Les années passent, mais personne ne s’en aperçoit vraiment. A chaque saison ses plaisirs et un matin Sheena et moi accueillons Paco. Oh ! Là aussi j’ai eu de la chance, un vrai gentledog et mon meilleur compagnon de jeux. Un jour pourtant, il n’est plus accouru à mes aboiements. Arrivèrent par contre Belle et Ora mais je n’ai guère eu beaucoup de temps pour leur enseigner tout ce que je savais. Elles t’auraient plu, Paco…
Aujourd’hui, huit mois après c’est mon tour. Nous sommes le 6 juillet dans l’après–midi. J’ai survécu à une torsion de l’estomac ainsi qu’à d’autres opérations … « Exceptionnnelle » répétait mon véto. OUI, c’est vrai, dans tous les sens du terme. Normal, j’avais encore tellement de choses à vivre. Ce mal sournois ne m’aura laissé aucune chance et si jusque–là je ne m’étais jamais plainte, elle a bien entendu mes gémissements, ma petite maman. Je ne donnais plus le change.
Je suis allongée sur le dos, on me fait une échographie. Je ne saisis pas tout ce qui se dit, mais le ton est grave et le visage de ma maîtresse totalement décomposé. Mon regard à son encontre est si intense à cet instant, que tout l’assistance s’en rend compte.
Pleure pas petite… tu n’es plus qu’un mouchoir mouillé !! Tu m’offres une friandise. Le cœur n’y est plus. Mon corps est si las. Il n’y a plus d’étincelle dans mes yeux. J’ai le souffle lourd, moi l’athlète. Et lorsqu’on me place sur la table et que l’on me dit doucement « couché », j’obéis. Je le fais pour toi, pour moi … Tu me serres fort, fort dans tes bras. Je sens ton souffle … tu ne sens plus le mien, mais tu continues à me serrer. Je ne suis plus qu’une dépouille, que tu couvres de larmes et de bisous. Je laisse échapper deux gouttes de pipi…
La boucle est bouclée.
Je te vois de là-haut quand le vétérinaire me retire le collier, tu lui demandes de faire attention à mes oreilles… tu te rappelles ?! Il me repositionne la tête et nous laisse. Pleure pas petite, ton geste n’est pas lâche, puisqu’il a été dicté par l’amour que tu me portes.
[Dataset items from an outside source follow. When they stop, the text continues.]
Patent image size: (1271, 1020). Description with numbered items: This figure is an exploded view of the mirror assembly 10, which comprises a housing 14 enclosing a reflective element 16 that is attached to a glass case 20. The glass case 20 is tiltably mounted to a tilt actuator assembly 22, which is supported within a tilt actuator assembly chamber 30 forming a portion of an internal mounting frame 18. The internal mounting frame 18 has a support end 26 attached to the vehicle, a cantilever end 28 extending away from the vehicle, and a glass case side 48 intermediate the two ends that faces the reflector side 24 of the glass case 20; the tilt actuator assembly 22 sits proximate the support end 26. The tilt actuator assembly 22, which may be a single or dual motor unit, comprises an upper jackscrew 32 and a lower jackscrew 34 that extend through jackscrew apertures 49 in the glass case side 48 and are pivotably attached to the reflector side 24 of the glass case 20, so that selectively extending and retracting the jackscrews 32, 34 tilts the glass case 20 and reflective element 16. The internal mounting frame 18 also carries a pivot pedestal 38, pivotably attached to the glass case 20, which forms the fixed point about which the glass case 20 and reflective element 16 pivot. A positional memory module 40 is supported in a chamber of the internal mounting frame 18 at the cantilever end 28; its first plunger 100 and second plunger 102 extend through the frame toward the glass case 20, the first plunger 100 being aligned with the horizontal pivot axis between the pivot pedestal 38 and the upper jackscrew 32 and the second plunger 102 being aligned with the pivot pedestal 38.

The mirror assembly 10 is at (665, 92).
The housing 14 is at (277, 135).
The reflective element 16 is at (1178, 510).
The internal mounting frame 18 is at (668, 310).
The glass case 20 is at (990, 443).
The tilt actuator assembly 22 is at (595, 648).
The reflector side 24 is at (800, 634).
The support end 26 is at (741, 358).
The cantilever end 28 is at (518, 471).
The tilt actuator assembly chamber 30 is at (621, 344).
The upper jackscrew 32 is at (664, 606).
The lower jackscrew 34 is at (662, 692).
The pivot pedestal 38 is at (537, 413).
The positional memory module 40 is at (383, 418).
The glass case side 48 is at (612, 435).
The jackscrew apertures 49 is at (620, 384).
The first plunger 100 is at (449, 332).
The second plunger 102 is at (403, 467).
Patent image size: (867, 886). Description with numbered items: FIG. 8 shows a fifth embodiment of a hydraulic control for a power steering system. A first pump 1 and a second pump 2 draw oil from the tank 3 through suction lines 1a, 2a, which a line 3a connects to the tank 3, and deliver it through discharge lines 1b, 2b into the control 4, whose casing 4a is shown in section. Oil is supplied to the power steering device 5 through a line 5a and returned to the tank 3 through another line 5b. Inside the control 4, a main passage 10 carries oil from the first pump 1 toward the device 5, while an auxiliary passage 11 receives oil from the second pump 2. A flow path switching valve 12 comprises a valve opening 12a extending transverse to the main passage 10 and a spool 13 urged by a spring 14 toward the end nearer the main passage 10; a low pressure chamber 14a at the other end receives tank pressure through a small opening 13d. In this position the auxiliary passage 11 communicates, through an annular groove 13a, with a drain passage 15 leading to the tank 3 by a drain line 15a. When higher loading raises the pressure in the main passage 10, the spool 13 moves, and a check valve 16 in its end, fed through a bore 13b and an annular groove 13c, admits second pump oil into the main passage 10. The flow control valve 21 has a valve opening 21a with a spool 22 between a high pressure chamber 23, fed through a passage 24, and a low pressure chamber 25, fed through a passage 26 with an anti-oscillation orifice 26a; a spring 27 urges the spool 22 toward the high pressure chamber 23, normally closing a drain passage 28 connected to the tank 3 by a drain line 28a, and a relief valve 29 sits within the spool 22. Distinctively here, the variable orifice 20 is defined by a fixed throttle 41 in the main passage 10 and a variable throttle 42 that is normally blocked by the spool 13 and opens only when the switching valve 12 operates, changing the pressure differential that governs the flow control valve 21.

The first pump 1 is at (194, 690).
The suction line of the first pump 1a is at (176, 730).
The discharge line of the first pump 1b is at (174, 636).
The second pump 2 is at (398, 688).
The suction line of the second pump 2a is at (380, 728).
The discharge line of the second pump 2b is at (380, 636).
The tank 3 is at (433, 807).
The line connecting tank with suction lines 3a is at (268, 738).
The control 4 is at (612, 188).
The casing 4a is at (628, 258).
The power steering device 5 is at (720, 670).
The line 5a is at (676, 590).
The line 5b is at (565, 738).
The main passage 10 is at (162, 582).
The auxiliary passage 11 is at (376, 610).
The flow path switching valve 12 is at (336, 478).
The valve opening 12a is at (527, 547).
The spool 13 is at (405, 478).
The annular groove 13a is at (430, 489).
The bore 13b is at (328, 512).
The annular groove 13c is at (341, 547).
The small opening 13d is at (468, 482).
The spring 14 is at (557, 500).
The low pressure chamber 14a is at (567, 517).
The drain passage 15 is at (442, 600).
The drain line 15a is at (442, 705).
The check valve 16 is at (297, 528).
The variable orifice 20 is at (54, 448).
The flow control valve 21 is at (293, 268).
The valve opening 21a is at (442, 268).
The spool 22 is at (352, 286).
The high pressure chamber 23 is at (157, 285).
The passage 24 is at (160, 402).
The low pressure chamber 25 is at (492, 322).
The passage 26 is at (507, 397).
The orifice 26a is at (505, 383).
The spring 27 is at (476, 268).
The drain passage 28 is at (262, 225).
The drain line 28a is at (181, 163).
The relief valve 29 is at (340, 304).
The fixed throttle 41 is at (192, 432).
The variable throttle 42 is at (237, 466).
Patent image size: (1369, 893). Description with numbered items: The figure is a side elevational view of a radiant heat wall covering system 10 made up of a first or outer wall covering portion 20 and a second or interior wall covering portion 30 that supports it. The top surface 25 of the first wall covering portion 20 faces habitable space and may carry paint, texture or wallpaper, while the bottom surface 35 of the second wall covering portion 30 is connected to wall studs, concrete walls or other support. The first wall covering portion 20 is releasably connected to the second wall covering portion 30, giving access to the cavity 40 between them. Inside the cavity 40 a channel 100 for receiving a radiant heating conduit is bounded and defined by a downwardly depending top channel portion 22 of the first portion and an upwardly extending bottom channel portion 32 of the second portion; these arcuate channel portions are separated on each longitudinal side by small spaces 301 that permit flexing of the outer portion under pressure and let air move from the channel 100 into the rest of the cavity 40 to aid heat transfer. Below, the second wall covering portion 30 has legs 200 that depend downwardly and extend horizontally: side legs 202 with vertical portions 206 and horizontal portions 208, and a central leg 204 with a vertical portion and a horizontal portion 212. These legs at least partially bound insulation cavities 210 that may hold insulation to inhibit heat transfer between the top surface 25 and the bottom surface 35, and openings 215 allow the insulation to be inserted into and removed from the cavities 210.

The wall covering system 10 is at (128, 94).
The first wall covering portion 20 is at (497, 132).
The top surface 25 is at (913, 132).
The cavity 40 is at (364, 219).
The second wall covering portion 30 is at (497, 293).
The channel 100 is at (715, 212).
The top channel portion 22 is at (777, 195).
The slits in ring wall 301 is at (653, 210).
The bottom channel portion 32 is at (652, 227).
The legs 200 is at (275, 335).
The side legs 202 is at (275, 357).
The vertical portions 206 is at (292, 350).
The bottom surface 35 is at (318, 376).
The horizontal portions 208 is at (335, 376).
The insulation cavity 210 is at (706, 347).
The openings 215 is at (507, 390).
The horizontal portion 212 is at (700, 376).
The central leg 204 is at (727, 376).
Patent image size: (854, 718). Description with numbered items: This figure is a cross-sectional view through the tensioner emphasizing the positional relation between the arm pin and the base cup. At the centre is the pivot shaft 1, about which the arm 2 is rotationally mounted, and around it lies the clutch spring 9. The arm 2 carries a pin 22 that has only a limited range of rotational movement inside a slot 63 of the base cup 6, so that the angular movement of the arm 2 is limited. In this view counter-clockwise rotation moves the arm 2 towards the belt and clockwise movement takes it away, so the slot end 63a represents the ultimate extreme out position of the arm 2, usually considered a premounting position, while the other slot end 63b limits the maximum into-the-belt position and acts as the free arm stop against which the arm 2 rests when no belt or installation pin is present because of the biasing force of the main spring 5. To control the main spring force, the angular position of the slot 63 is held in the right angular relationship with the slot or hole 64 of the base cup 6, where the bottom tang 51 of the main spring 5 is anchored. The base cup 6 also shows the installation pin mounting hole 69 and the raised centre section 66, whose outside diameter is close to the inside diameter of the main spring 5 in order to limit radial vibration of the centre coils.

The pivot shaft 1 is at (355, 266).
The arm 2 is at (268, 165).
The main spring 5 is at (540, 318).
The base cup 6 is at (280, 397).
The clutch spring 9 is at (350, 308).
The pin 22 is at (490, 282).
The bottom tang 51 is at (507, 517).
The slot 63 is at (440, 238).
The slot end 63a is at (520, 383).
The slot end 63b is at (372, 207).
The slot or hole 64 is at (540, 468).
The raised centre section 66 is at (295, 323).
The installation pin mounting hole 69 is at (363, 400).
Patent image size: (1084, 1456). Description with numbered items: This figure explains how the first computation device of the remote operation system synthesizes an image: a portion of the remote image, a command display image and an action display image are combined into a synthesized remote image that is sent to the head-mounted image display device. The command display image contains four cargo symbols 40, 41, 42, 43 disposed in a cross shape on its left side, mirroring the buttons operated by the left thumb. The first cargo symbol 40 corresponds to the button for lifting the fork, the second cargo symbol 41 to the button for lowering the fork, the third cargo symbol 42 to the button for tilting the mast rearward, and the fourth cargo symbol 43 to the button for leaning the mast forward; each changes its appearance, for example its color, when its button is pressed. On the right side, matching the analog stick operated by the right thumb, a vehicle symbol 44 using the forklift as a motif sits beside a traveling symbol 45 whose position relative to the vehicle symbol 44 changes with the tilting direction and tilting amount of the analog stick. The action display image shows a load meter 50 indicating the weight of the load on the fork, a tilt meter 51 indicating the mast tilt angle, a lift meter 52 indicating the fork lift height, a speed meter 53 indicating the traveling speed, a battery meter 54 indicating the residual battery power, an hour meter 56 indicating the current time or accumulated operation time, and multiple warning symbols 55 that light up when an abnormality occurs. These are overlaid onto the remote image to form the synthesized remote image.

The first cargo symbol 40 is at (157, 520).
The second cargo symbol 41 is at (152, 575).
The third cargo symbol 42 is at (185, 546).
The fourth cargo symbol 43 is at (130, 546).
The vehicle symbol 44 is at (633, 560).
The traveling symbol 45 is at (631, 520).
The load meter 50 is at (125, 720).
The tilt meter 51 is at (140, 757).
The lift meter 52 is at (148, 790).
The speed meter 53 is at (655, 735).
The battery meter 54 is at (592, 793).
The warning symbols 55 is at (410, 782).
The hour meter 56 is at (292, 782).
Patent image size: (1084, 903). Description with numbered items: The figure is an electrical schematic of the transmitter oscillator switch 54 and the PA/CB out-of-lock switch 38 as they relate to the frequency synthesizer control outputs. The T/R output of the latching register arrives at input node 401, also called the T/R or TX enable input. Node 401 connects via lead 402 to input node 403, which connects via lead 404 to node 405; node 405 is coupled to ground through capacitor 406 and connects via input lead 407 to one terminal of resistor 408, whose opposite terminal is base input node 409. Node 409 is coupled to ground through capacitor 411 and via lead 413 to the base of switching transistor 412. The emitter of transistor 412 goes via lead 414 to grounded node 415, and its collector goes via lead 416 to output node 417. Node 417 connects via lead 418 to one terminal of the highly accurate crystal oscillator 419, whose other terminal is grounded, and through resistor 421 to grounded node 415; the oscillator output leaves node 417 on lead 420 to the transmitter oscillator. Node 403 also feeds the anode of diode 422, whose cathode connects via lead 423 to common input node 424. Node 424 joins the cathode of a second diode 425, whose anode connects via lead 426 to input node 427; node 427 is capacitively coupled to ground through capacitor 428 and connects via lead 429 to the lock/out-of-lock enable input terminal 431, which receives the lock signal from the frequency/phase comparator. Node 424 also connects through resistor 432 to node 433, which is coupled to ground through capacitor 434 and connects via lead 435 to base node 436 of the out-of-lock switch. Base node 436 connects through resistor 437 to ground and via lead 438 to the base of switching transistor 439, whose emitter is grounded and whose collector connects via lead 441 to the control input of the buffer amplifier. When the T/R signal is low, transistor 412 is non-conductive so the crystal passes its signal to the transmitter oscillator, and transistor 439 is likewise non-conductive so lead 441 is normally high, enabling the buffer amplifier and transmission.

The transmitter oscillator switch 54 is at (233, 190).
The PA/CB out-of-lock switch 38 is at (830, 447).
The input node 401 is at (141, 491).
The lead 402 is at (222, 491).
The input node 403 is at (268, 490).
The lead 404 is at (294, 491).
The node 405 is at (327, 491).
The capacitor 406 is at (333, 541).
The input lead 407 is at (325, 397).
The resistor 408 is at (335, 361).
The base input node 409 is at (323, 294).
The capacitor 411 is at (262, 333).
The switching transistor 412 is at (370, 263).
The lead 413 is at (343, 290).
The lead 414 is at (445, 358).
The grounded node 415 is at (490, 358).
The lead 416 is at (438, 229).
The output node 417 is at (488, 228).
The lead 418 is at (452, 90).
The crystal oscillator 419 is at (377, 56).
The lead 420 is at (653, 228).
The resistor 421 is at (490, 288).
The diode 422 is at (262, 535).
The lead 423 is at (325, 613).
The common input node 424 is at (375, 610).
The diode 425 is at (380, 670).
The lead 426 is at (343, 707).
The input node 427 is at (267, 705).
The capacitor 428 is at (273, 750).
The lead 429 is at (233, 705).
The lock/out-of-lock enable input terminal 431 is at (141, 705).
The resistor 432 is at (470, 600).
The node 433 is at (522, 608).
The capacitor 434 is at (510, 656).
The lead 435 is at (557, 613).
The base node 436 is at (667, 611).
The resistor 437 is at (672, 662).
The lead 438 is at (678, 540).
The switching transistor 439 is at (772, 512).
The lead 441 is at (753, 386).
Remettre au lendemain, voire au surlendemain, prendre rendez-vous, à quoi bon … S’astreindre au rituel du dernier repas, de la dernière caresse … je l’ai bien senti … c’était au-dessus de tes forces, des miennes aussi.
J’ai eu une belle vie et je ne souffre plus. Désormais, je gambade à nouveau aux côtés de Paco.
Salut mes amies, à bientôt.
Pas trop tôt tout de même.
Profitez bien.
Lili
À peine deux jours plus tard, elle nous laissait à notre douleur.